Review: Captain America: Super Soldier

Who knew being a super soldier could be so boring? In Captain America: Super Soldier, this is a lesson easily learned within the first few (extremely short) missions of the game. Cap is also pretty useless without his shield, and apparently excels at acrobatics. I have nothing against comic book video game adaptations, as long as they’re decent, and playable. Further still, a comic book video game adaptation based on a movie is an even more iffy endeavor. However, taking a few pages from one of the most tidy superhero games to date, Batman: Arkham Asylum, was a great design choice on Sega’s part. Unfortunately, in execution it didn’t pan out so well. Is that because Captain America isn’t as strong of a “brawler” character as Batman, or because too much time was spent on recreating the memorable pieces of Arkham Asylum instead of crafting a ground-up Captain America adventure? In short, I’d say it’s just because of pure laziness.

I’m admittedly not a Captain America buff, so whether the lore is spot-on here in this movie adaptation is beyond me. I do know, however, that this isn’t exactly an edge-of-your-seat adventure. There are plenty of souped-up HYDRA soldiers, apparently, armed with electric weapons, and they can take a beating. Also, Captain America’s mighty shield feels much more like an oversized trash can lid rather than the hallowed weapon you’d expect from his comic book persona. He has a fierce aversion to guns, seemingly, instead relying on brawls and fancy footwork to take down adversaries. And the whole thing feels decidedly un-super.

The world’s first super soldier feels more like an underpowered grunt than what I was expecting, in fact. Just like in Batman: Arkham Asylum, free flow combat takes precedence here. Cap’n is quick and nimble, and melee combat is suprisingly fun, unless you’re using his shield. It doesn’t have that “oomph” I’d expect from the famous shield, and it feels more like tossing a sheet metal disc at people rather than a deadly projectile. I did, however, find dodging and using the more deadly attacks (dealt via L1 + square button) much more entertaining, though they’re much more limited in use — you need to build up a combat meter at the bottom left of the screen in order to use these flashier methods, and they’re one-hit kill freebies. You’ll appreciate it when faced with HYDRA soldiers who just won’t let up. Unfortunately, you must rely on your shield far more often, so get used to at-length combat unless you want to die continually. Thankfully, upgrades are available to Cap through picking up recon folders and information scattered throughout the game, building up points that may be spent on new moves and improving the ones you already have.

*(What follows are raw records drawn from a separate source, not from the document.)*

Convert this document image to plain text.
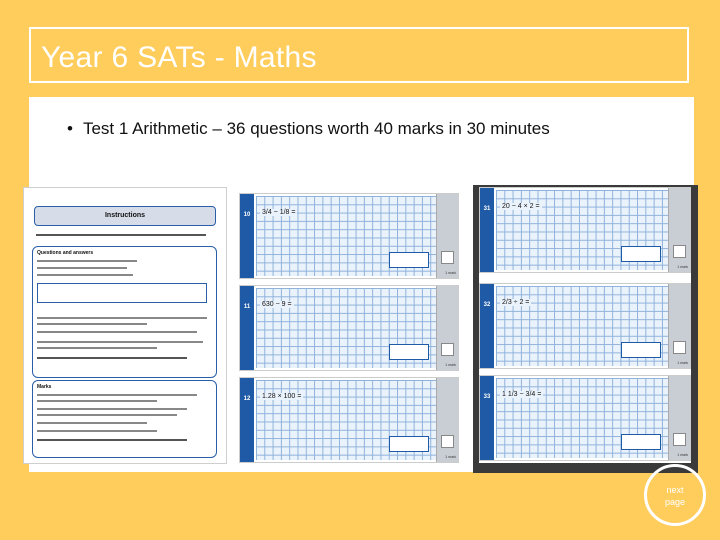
Year 6 SATs - Maths
• Test 1 Arithmetic – 36 questions worth 40 marks in 30 minutes
Instructions
Questions and answers
Marks
10	3/4 − 1/8 =
1 mark
11	630 − 9 =
1 mark
12	1.28 × 100 =
1 mark
31	20 − 4 × 2 =
1 mark
32	2/3 ÷ 2 =
1 mark
33	1 1/3 − 3/4 =
1 mark
next
page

If combat weren’t tedious enough, the little bit of platforming you’re subjected to is absolutely insulting. You need to press one face button to “time” acrobatic maneuevers in closed spaces, but in reality it doesn’t much matter how off you are from the mark. You just press A to continue, like one massively long quick time event. And you do this literally any time you need to perform any kind of risky move. It’s no longer platforming; it’s “push the button to proceed through here.” And that’s unacceptable.

You’ll navigate through plenty of sand-colored landscapes and even a massive Nazi fortress, previously castle, with winding passages and tons of ways to get lost. Oh, and don’t forget the arbitrarily locked doors that magically lead to new areas. There are also plenty of consoles to “hack” (positioning a series of numbers where duplicate numbers overlap one another) and collectibles to pick up. And if you’re looking to score some trophies or achievements, there’s plenty of that here as well. In fact, you’ll be getting to up your score with every single mission you conquer, as well as the first time you stumble upon a hidden item.

At the very least Captain America: Super Soldier is a playable movie/comic book game. That’s more than you can say for most of the titles in this genre. It’s got some genuinely exciting moments and for a while combat can feel fresh, until you remember Arkham Asylum did it first, and much better. I’d recommend seeing the movie rather than plunking down the cash on this one. Or you could check out the Captain America and the Avengers game for the Genesis. Good times. And you certainly didn’t want to mess with that Cap. No sir.